Public REITs no longer “between a dog and a fire hydrant,” Vornado’s Fascitelli says

By Sarabeth Sanders | November 18, 2010 08:09PM

From left: James Stuckey, dean of the NYU Schack Institute of Real Estate and Michael Fascitelli, CEO of Vornado Realty Trust; Panelists from left: Larry Silverstein, Michael Fascitelli, Willliam Mack, Marc Holliday and Bill Rudin

“Sometimes being a REIT felt like being between a dog and a fire hydrant,” Vornado Realty Trust CEO Michael Fascitelli said this afternoon, reflecting on the past couple of years in the industry before a packed ballroom at the Waldorf-Astoria hotel, and pausing for effect.

But no longer.

While public real estate investment trusts suffered significant losses in the immediate aftermath of the real estate crash, they’ve bounced back with impressive vigor, Fascitelli said. Plus, he offered as proof, there were very few bankruptcies.

Speaking on a panel at NYU’s Schack Institute of Real Estate’s annual conference on capital markets, Fascitelli was joined by Marc Holliday, who said that life is pretty good over at SL Green right now. “We’re having one of our best years,” he said. The public REIT structure is “liquid, transparent… I think more and more that’s what investors want these days.”

Sitting between the two REIT titans was William Mack, chairman and founder of Area Property Partners, with the trio flanked on either side by developer Larry Silverstein and William Rudin, president of Rudin Management.

“It’s scary being between two developers and two REITs,” Mack quipped.

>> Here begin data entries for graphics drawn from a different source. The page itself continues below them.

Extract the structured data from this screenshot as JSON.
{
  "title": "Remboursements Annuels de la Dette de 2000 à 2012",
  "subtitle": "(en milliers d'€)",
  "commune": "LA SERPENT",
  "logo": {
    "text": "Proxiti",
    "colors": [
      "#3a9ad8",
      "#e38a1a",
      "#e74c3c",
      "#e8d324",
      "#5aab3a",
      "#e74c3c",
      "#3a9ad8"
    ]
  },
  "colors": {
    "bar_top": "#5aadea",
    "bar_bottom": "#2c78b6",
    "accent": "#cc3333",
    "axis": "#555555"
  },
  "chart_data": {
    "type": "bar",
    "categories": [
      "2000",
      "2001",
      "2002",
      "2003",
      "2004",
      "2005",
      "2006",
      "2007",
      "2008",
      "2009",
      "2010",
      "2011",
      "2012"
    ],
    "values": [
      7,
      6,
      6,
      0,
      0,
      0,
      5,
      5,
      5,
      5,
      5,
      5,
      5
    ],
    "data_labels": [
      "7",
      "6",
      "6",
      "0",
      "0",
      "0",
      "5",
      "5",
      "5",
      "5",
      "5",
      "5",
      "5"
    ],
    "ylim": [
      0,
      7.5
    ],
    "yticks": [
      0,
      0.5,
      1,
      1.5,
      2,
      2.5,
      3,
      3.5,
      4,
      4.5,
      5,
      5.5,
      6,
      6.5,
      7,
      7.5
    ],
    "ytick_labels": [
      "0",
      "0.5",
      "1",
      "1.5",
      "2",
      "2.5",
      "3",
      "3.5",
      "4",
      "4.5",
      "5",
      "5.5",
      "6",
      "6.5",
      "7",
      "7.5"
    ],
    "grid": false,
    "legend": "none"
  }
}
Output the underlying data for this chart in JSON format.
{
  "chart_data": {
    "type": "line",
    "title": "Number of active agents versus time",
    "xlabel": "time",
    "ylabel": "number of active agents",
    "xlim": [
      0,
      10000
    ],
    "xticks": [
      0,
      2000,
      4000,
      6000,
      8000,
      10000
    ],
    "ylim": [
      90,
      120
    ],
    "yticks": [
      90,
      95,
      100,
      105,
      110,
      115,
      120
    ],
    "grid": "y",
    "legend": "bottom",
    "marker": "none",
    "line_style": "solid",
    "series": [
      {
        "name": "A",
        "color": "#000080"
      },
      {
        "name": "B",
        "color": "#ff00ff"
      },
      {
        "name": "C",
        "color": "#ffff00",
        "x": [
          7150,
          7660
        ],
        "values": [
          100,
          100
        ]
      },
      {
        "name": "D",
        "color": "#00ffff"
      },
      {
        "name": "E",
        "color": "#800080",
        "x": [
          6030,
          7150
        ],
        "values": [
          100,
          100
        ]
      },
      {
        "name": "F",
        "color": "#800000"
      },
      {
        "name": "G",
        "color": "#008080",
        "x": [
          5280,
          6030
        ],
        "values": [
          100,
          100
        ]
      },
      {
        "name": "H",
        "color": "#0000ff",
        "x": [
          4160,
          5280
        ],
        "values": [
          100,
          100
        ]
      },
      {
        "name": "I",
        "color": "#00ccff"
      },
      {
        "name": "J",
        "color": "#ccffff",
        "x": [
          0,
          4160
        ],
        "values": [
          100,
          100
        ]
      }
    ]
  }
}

Soon after, moderator Jimmy Kuhn, president of Newmark Knight Frank, stepped up the pressure by inquiring about the panelists’ worst regrets of the latest real estate cycle, catching several of the industry’s biggest stars noticeably off-guard.

“Anything you bought in 2006, 2007, maybe 2005… probably, given the benefit of hindsight, you wouldn’t have bought today,” Mack said, adding that it was “a stroke of luck” that he hadn’t won the bidding on Stuyvesant Town and Peter Cooper Village in 2006, which faced a foreclosure auction before a special servicer reached a deal with mezzanine lenders last month. “Of course, we had a different plan for it [than Tishman Speyer], but nothing could have stopped what happened,” he said.

Fascitelli, meanwhile, said he wished he had bought more securities on the cheap around March of 2009. Holliday said SL Green should have sold more equity when its stock was up and bought more back when it was down.

Going forward, Larry Silverstein is looking at some vacant land opportunities, and noted that it’s “very tough to buy income-producing properties in New York,” particularly because “once anything of consequence becomes available…a deluge of buyers” emerges to bid.

Perhaps that’s frustrating for developers, but it’s great for New York City, Silverstein said, giving much of the credit for the city’s real estate pull to Mayor Michael Bloomberg. “We’ve been blessed, Jimmy, to have Michael Bloomberg as our mayor… it’s nothing short of extraordinary.”

Bloomberg “gets it,” Rudin added, though he noted that as he spoke, the mayor was announcing thousands of layoffs in an effort to balance the budget.

The panel ended with a note of caution.

“This cycle, this downturn, wasn’t about oversupply. It was about the economy and about our tenants,” Rudin said, alluding to some apparently less-than-kosher business practices that had allegedly been going on within his walls. “If we did some of the things our tenants did, we’d be out of business.”

And New York City may be the “Golden Apple,” as the panel was titled, but “New York is not alone” as a real estate market, Mack said. “It is related to the entire world.” In the city’s slowly recovering commercial real estate market, “we’re nursing along the problem. The patient is still in bed.”